Ce qui caractérise l'évolution de la société haïtienne, c'est la cristallisation d'un ordre du temps que Castoriadis qualifierait du temps de l'insignifiance. Depuis Pétion, plus particulièrement depuis Boyer, un ordre social précis fut mis en place. Celui-ci est fondé sur l'institutionnalisation d'un rapport social asymétrique où une minorité s'est consacrée comme privilégiée en ayant à son service le reste de la société comme ses nègres. Cet ordre se reproduit à travers ce que nous appelons l'espace de médiatisation composé de principales institutions comme la presse, les entités magico-religieuses, le parlement, l'université, la rue, etc. Ces institutions se tournoient autour de l'axe des privilèges que génère la société dans son fonctionnement. Chaque institution tire son importance en fonction de son rôle dans le maintien de l'ordre social asymétrique garantissant le bien-être d'une minorité au détriment de celui de la majorité de la population haïtienne.

C'est dans cette dynamique que s'émergent, à chaque fois, les nouveaux  acteurs qui sont appelés à être les nouveaux nègres des principaux nantis qui, depuis après la chute de Boyer, instaurent une atmosphère de doublure. Les figures de doublure ne s'émergent pas uniquement sur la scène politique, elles se trouvent un peu partout. Leur rôle c'est de garantir la reproduction de l'ordre. Elles sont plus visibles dans le parlement, dans la presse, dans la rue,  etc. Cela peut s'expliquer par l'importance de ces institutions dans le maintien du statu quo. Le statu quo, l'horizon du temps, l'ordre du temps, le régime d'historicité, comme nous l'appelons, à la suite de François Hartog, dans notre dernier essai, se maintient à  travers la logique de la monopolisation.
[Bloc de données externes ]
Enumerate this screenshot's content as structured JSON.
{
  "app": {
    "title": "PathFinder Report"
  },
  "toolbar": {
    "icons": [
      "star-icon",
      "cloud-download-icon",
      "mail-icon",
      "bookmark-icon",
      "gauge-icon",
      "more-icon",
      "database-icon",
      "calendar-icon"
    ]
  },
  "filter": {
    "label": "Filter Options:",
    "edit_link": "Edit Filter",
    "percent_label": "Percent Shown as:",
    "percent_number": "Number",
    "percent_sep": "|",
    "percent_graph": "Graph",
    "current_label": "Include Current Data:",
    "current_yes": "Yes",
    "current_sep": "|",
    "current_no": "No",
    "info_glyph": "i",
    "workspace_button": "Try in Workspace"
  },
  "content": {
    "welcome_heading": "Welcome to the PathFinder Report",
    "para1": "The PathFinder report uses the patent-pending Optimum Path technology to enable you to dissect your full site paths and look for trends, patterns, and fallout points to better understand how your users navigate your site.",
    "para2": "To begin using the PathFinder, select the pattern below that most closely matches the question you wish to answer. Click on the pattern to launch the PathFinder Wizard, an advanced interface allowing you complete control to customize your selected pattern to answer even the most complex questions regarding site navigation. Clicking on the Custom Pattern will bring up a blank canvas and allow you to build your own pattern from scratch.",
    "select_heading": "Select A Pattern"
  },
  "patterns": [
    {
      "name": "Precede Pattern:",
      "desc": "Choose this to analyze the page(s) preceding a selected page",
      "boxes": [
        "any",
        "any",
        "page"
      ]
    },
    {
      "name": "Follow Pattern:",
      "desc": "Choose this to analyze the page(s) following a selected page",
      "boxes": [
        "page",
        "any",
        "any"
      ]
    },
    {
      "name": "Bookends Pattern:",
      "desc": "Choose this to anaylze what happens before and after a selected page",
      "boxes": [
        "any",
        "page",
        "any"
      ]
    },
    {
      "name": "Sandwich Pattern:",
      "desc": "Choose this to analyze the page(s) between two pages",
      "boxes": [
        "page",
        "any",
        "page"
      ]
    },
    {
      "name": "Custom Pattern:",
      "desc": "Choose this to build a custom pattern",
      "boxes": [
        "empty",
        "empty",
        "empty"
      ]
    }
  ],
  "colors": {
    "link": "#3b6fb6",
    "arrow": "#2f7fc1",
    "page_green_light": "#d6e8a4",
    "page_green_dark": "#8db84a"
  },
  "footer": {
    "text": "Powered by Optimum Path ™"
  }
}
Celle-ci s'étend, en Haïti, quasiment sur toutes les rives de la vie de la société : sur le plan économique et financier, il  n'y a pas de place pour l'émergence de nouvelles catégories sociales ; sur le plan social ou politique, le jeu est pipé, si on n'accepte pas d'être une doublure son sort est scellé comme celui de Sylvain Salnave ou celui de Jean Bertrand Aristide (première version). Cette logique de monopolisation, de confiscation, historiquement, destine les actions populaires pour l'émancipation à être un maillon de la reproduction du statu quo. Michel Rolph Trouillot nous dit que les réponses proposées généralement aux commotions populaires sont truquées. Ces actions de revendication sont souvent menées sous le contrôle des acteurs du statu quo qui cherchent à permettre à la société d'exclusion de suivre aisément sa course.
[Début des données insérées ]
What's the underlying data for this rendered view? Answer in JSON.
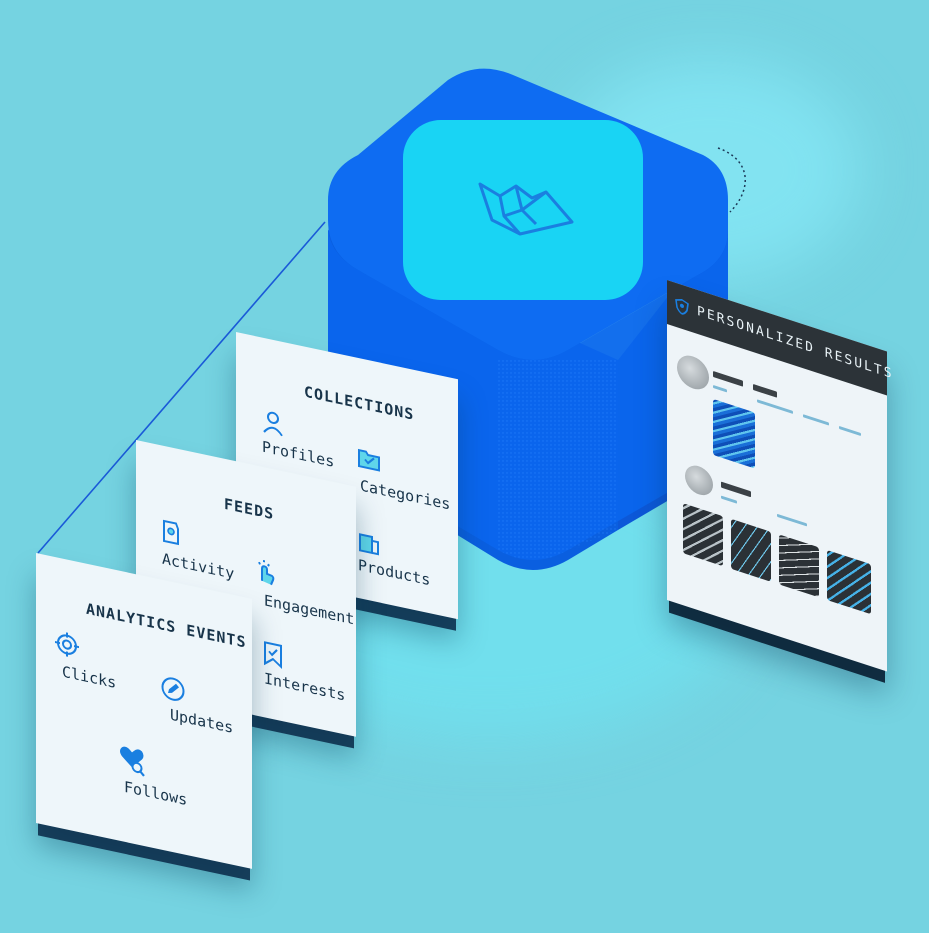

Qu'est-ce qui, en fait, pourrait permettre au mouvement petrocaribechallenge d'être différent des principaux mouvements qui jalonnent notre histoire ? Les premiers ennemis de ce mouvement sont, à la fois, les institutions, les acteurs du statu quo qui, traditionnellement, participent dans la reproduction de notre ordre social inégalitaire, ces ennemis sont surtout les comportements aliénants incorporés dans le jeu de domination instauré depuis deux siècles déjà. Le salut du mouvement réside dans sa capacité à briser la logique de monopolisation qui accapare tout au profit du bien-être d'une minorité.
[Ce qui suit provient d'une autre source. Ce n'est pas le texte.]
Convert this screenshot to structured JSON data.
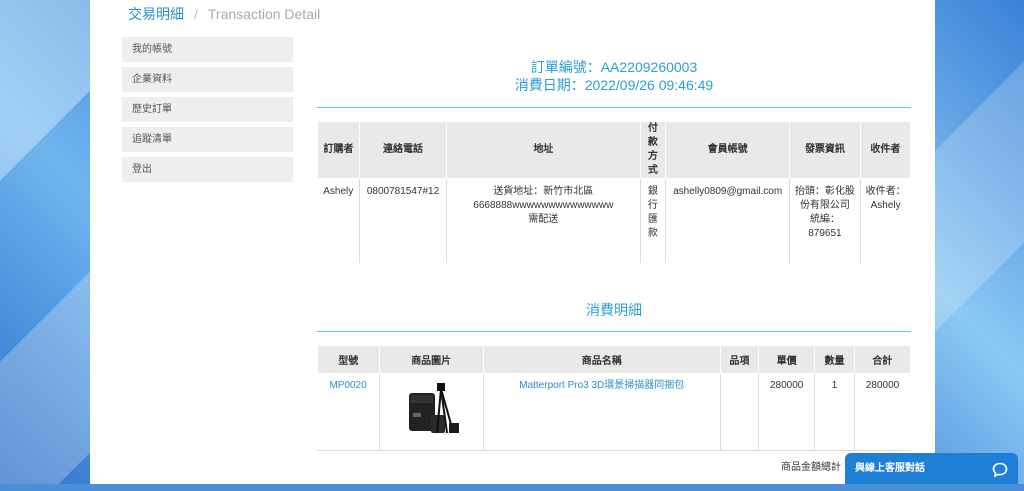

Le mouvement est issu d'un acte significatif qui peut créer sa propre voie de sa réussite, c'est le fait qu'il est né à travers les réseaux sociaux qui représentent un ensemble de lieux opposés à toute logique de monopolisation de l'opinion. Cela représente une avancée majeure : l'on est face à l’émergence d'une opinion éclatée. L'on voit très bien que les médias traditionnels continuent à résister. Ils constituent à inviter leurs clientèles pour discuter autour du mouvement. Ces clientèles ne sont que des coanimateurs qui garantissent la reproduction du statu quo. Le mouvement, pour être victorieux, ne peut pas perdre cet acquis. Il doit lutter pour vaincre d'autres espaces de monopolisation pour pouvoir grappiller quelques brins d'autonomie. Sans autonomie le mouvement petrocaribechallenge sera un mouvement de plus dans les annales de l'histoire d'Haïti. L'on n'est dans une société hétéronome qui ne tolère pas la quête de l'autonomie : soit on est son nègre, soit on est son désœuvré sur lequel elle peut tout se permettre. C'est pourquoi, il faut être vigilant face aux figures qui vont s'émerger du mouvement pour les éviter de suivre le chemin de doublure. Chemin lucratif ! C'est pourquoi qu'il est nécessaire d'encourager l'émergence d'un leadership collectif axé sur la compétence, la crédibilité, sur les valeurs de l'inclusion, du progrès socioéconomique, technologique, scientifique, etc.